It’s funny, I have a ton of adult friends who love things like Harry Potter / Nightmare Before Christmas / traditional Disney stuff, but when it comes to Frozen the only folks I’ve heard talk about it at all are kids. Like, I think the adults I know either haven’t seen it, are ambivalent, or are fucking sick of it because their kids want to watch it on an endless loop.
I liked Anna a lot, I don’t know what it was about Elsa. I honestly think the movie’s character development went waaaaaay too fast, and that was a huge part of it.
Like, OK, Elsa and Anna are little kids. Then we see them grow up over 20 seconds with no real indication of what kind of relationship they had in the intervening years. Then we see them as adults (Google tells me Elsa is 21, Anna is 18) and Elsa is a literal and figurative ice queen.
So did they have any kind of a relationship together? Did Elsa keep herself completely physically separate from her sister at all times? They never ate together, never saw one another in the halls, never chatted at all? It’s never really indicated, we just see Elsa constantly shutting her out and isolating them both, then suddenly they’re thrust together after Elsa’s coronation and trying to make small talk.
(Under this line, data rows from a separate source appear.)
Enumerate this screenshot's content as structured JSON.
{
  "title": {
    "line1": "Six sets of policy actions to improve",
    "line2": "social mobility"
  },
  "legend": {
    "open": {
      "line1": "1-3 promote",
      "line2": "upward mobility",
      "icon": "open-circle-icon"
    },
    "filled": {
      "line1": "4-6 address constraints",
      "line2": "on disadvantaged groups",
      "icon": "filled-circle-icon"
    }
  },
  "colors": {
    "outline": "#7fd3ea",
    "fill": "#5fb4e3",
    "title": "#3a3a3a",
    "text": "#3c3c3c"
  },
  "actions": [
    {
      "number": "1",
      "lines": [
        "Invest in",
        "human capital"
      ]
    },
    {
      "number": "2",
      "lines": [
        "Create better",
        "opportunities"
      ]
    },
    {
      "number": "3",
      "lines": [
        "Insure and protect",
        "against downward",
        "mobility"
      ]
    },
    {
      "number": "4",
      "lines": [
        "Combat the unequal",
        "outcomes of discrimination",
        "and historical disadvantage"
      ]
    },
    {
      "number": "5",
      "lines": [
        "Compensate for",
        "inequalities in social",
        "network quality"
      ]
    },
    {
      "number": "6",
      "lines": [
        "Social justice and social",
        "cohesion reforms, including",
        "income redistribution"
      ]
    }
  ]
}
It’s very bewildering.
So then all the action starts happening, and Elsa immediately runs away to be by herself, and she essentially transforms into a completely different person -- someone who clearly seems happier, less stressed, more self-assured, but also rejects someone who loves her to the point of sending a fucking monster after her.
It’s so so hard to explain what irks me about that, because from a character development standpoint I absolutely understand her point of view: she’s been treated like a secret ticking time bomb her whole life, she purposely isolated herself from everyone and everything, she finally “goes off” in a spectacular fashion, and now she just wants to fucking be left alone to live in her fancy castle where she can do whatever she wants.
But also, she wasn’t the only victim here. Anna didn’t ask to be orphaned, she didn’t ask for her sister to reject her, she didn’t ask to be physically and emotionally isolated from absolutely everyone in the world without ever being given any kind of explanation. She finally finds out what the hell is going on, reaches out with open, accepting arms to the only person in her life she truly, deeply cares about (and always has) and gets fucking slapped around by a giant snow monster.
I don’t know, I have strong feelings about a movie I didn’t really like that much. :|
Also, I’m not sure if it’s Glen Keane that’s responsible for the character design, but the “enormous fucking eyes” + “tiny tiny ski slope nose” + “outrageous distance between the two” combination wigs me out.